The joy of a baby coming into the world is accompanied by anxiety for this helpless little being, completely reliant on outside help to survive. This is magnified for a baby born preterm. Many premature babies with underdeveloped lungs require mechanical ventilation. The more prematurely the baby is born, the longer they will need artificial breathing.
Using a 3D model of the babies’ upper airways, the research team of Professor Josué Sznitman, of the Technion Faculty of Biomedical Engineering, discovered that shear forces caused by the air jet from the mechanical ventilator can create stress and inflammation in the airway cells. Yet they also discovered an anti-inflammatory drug, commonly used to help asthma patients, can prevent the damage caused by the ventilator.
Approximately one in ten babies around the world is born prematurely. In high-income countries, most premature babies survive. But despite significant advances in the care of preterm babies and improved ventilation technologies, many suffer from lifelong disabilities of varied severity.

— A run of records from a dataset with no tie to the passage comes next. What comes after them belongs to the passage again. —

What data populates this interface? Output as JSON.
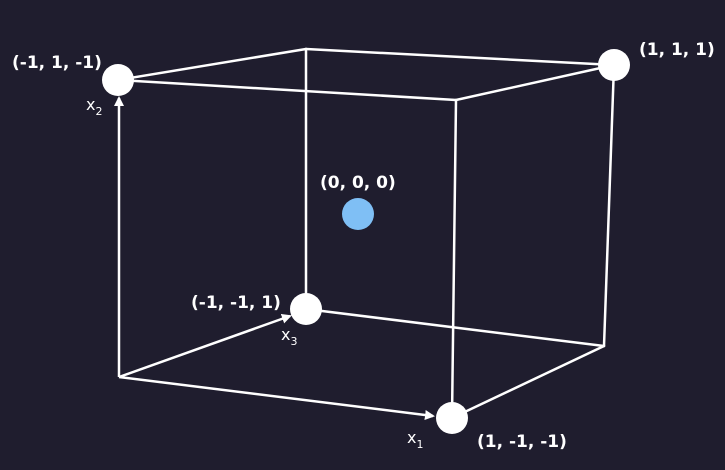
{
  "diagram": {
    "vertex_labels": {
      "top_left": "(-1, 1, -1)",
      "top_right": "(1, 1, 1)",
      "center": "(0, 0, 0)",
      "back_bottom": "(-1, -1, 1)",
      "front_bottom_right": "(1, -1, -1)"
    },
    "axes": [
      {
        "letter": "x",
        "subscript": "1"
      },
      {
        "letter": "x",
        "subscript": "2"
      },
      {
        "letter": "x",
        "subscript": "3"
      }
    ],
    "colors": {
      "background": "#1f1d2e",
      "lines": "#ffffff",
      "vertex": "#ffffff",
      "center_point": "#7fbff5"
    }
  }
}
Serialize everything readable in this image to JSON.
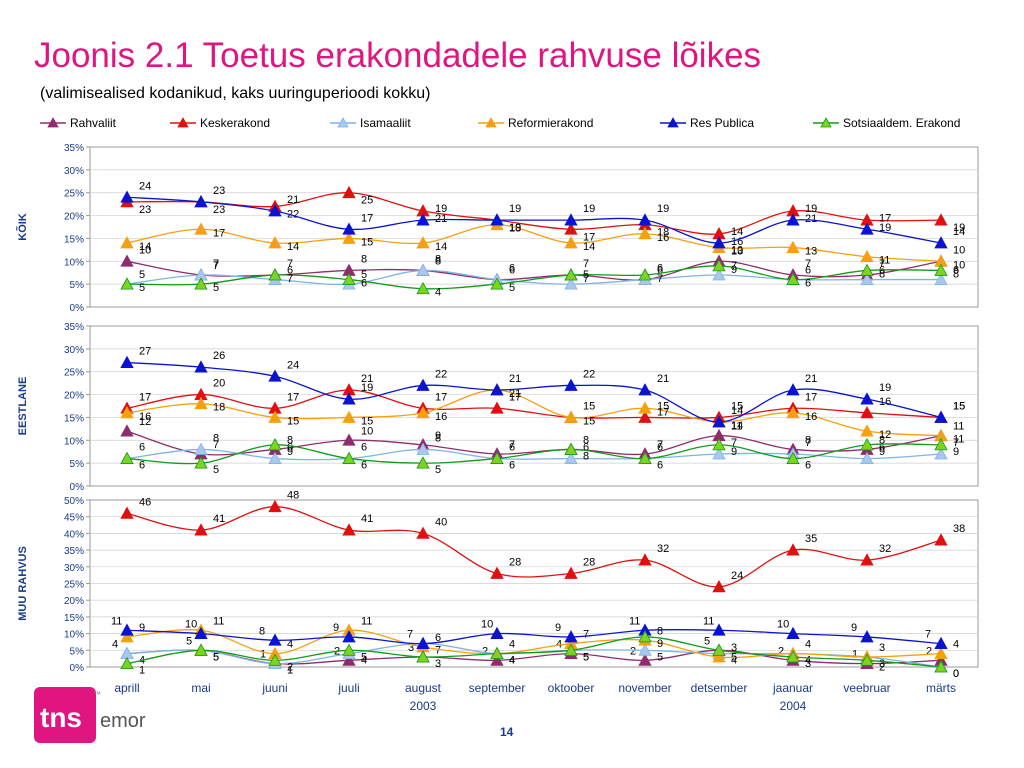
{
  "page": {
    "title": "Joonis 2.1 Toetus erakondadele rahvuse lõikes",
    "subtitle": "(valimisealised kodanikud, kaks uuringuperioodi kokku)",
    "page_number": "14",
    "logo": {
      "mark": "tns",
      "text": "emor",
      "superscript": "™"
    }
  },
  "colors": {
    "title": "#e0157f",
    "axis_labels": "#1a3a8a"
  },
  "chart_data": {
    "type": "line",
    "categories": [
      "aprill",
      "mai",
      "juuni",
      "juuli",
      "august",
      "september",
      "oktoober",
      "november",
      "detsember",
      "jaanuar",
      "veebruar",
      "märts"
    ],
    "year_labels": [
      {
        "category": "august",
        "label": "2003"
      },
      {
        "category": "jaanuar",
        "label": "2004"
      }
    ],
    "legend_position": "top",
    "grid": true,
    "series_styles": [
      {
        "name": "Rahvaliit",
        "color": "#8e2d6c",
        "marker": "triangle",
        "fill": "#8e2d6c"
      },
      {
        "name": "Keskerakond",
        "color": "#e01010",
        "marker": "triangle",
        "fill": "#e01010"
      },
      {
        "name": "Isamaaliit",
        "color": "#7fb4e6",
        "marker": "triangle",
        "fill": "#a8c8ec"
      },
      {
        "name": "Reformierakond",
        "color": "#f5a011",
        "marker": "triangle",
        "fill": "#f5a011"
      },
      {
        "name": "Res Publica",
        "color": "#0a14d0",
        "marker": "triangle",
        "fill": "#0a14d0"
      },
      {
        "name": "Sotsiaaldem. Erakond",
        "color": "#129a1a",
        "marker": "triangle",
        "fill": "#7ed321"
      }
    ],
    "panels": [
      {
        "label": "KÕIK",
        "ylim": [
          0,
          35
        ],
        "yticks": [
          "0%",
          "5%",
          "10%",
          "15%",
          "20%",
          "25%",
          "30%",
          "35%"
        ],
        "series": [
          {
            "name": "Rahvaliit",
            "values": [
              10,
              7,
              7,
              8,
              8,
              6,
              7,
              6,
              10,
              7,
              7,
              10
            ]
          },
          {
            "name": "Keskerakond",
            "values": [
              23,
              23,
              22,
              25,
              21,
              19,
              17,
              18,
              16,
              21,
              19,
              19
            ]
          },
          {
            "name": "Isamaaliit",
            "values": [
              5,
              7,
              6,
              5,
              8,
              6,
              5,
              6,
              7,
              6,
              6,
              6
            ]
          },
          {
            "name": "Reformierakond",
            "values": [
              14,
              17,
              14,
              15,
              14,
              18,
              14,
              16,
              13,
              13,
              11,
              10
            ]
          },
          {
            "name": "Res Publica",
            "values": [
              24,
              23,
              21,
              17,
              19,
              19,
              19,
              19,
              14,
              19,
              17,
              14
            ]
          },
          {
            "name": "Sotsiaaldem. Erakond",
            "values": [
              5,
              5,
              7,
              6,
              4,
              5,
              7,
              7,
              9,
              6,
              8,
              8
            ]
          }
        ]
      },
      {
        "label": "EESTLANE",
        "ylim": [
          0,
          35
        ],
        "yticks": [
          "0%",
          "5%",
          "10%",
          "15%",
          "20%",
          "25%",
          "30%",
          "35%"
        ],
        "series": [
          {
            "name": "Rahvaliit",
            "values": [
              12,
              7,
              8,
              10,
              9,
              7,
              8,
              7,
              11,
              8,
              8,
              11
            ]
          },
          {
            "name": "Keskerakond",
            "values": [
              17,
              20,
              17,
              21,
              17,
              17,
              15,
              15,
              15,
              17,
              16,
              15
            ]
          },
          {
            "name": "Isamaaliit",
            "values": [
              6,
              8,
              6,
              6,
              8,
              6,
              6,
              6,
              7,
              7,
              6,
              7
            ]
          },
          {
            "name": "Reformierakond",
            "values": [
              16,
              18,
              15,
              15,
              16,
              21,
              15,
              17,
              14,
              16,
              12,
              11
            ]
          },
          {
            "name": "Res Publica",
            "values": [
              27,
              26,
              24,
              19,
              22,
              21,
              22,
              21,
              14,
              21,
              19,
              15
            ]
          },
          {
            "name": "Sotsiaaldem. Erakond",
            "values": [
              6,
              5,
              9,
              6,
              5,
              6,
              8,
              6,
              9,
              6,
              9,
              9
            ]
          }
        ]
      },
      {
        "label": "MUU RAHVUS",
        "ylim": [
          0,
          50
        ],
        "yticks": [
          "0%",
          "5%",
          "10%",
          "15%",
          "20%",
          "25%",
          "30%",
          "35%",
          "40%",
          "45%",
          "50%"
        ],
        "series": [
          {
            "name": "Rahvaliit",
            "values": [
              4,
              5,
              1,
              2,
              3,
              2,
              4,
              2,
              5,
              2,
              1,
              2
            ]
          },
          {
            "name": "Keskerakond",
            "values": [
              46,
              41,
              48,
              41,
              40,
              28,
              28,
              32,
              24,
              35,
              32,
              38
            ]
          },
          {
            "name": "Isamaaliit",
            "values": [
              4,
              5,
              1,
              4,
              7,
              4,
              5,
              5,
              4,
              4,
              3,
              0
            ]
          },
          {
            "name": "Reformierakond",
            "values": [
              9,
              11,
              4,
              11,
              6,
              4,
              7,
              8,
              3,
              4,
              3,
              4
            ]
          },
          {
            "name": "Res Publica",
            "values": [
              11,
              10,
              8,
              9,
              7,
              10,
              9,
              11,
              11,
              10,
              9,
              7
            ]
          },
          {
            "name": "Sotsiaaldem. Erakond",
            "values": [
              1,
              5,
              2,
              5,
              3,
              4,
              5,
              9,
              5,
              3,
              2,
              0
            ]
          }
        ]
      }
    ]
  }
}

One problem is offsetting adverse side effects of invasive mechanical ventilation. The impact of ventilation on patient health and the fundamental mechanisms causing damage is still not fully understood, which presents an obstacle to developing solutions.
In a study published last year in the Journal of the Royal Society Interface, Prof. Sznitman and (his then-doctoral student) Dr. Eliram Nof identified an airflow phenomenon largely unnoticed in medical literature: a jet structure originating in the tube inserted into the trachea during mechanical ventilation. Using a physical (fluid dynamics based) model, they discovered regions of elevated shear stress, potentially incurring damage to the epithelial cell lining of the respiratory tract. Calculations revealed significant risks of injury from these forces, especially worrisome if exposed for lengthy periods in fragile patients such as premature babies.
Dr. Eliram Nof (left) and Professor Josué Sznitman
In a follow-up study recently published in Bioengineering & Translational Medicine, the researchers tested their hypothesis in a new model featuring an artificial human lung epithelium. The team constructed a 3-D model of the upper respiratory tract, including the trachea and several branched airways. They cultured a layer of human lung epithelial cells in the model’s inner lumen, tracking their effects following mechanical ventilation. They found that the cells displayed stress and released cytokines, signaling proteins that influence inflammation.
The group then looked for means to mitigate or prevent the damage. The medication Montelukast, sold under the brand name Singulair, is commonly used in treating asthma patients. They found that topical delivery of the medication prior to starting mechanical ventilation considerably reduced cell death. It also altered the secretion of inflammation-related signaling proteins (cytokines).
Repurposing an existing, fully approved drug saves the vast resources and time required for developing new medication, allowing for faster and easier adoption in other clinical uses.
“Today, we know that artificial ventilation incurs various trauma to the respiratory system despite being an established, life-saving procedure,” explained Prof. Sznitman. “In the current study, we demonstrated in vitro the start of an inflammatory response at the core of morbidity in invasively ventilated infants. We linked the flow-induced shear stresses to inflammation by measuring cytokines, the messengers of the immune system, and tracking epithelial cell health.”
Applications Beyond Preterm Babies
Damage caused by mechanical ventilation, particularly prolonged mechanical ventilation, is not just observed in premature babies. When the COVID-19 epidemic began, countries were racing to acquire ventilators. Soon, however, patients requiring prolonged respiratory support were developing inflammation and dying. The findings of Prof. Sznitman’s group could improve their survival chances and help patients suffering from other conditions, such as COPD, that necessitate prolonged mechanical ventilation.
A New Approach to Medical Research
The methodology used by Prof. Sznitman’s group is of particular interest. Modeling the upper airways, they uncovered the mechanism of a deleterious effect and proposed treatment, all without necessitating animal studies. While animal testing cannot be eliminated from medical research entirely, advanced technologies permit scientists to use other means for earlier stages. Beyond reducing animal suffering, such methodologies permit scientists to obtain results faster, at a lower cost, and with reduced confounding factors, speeding up research.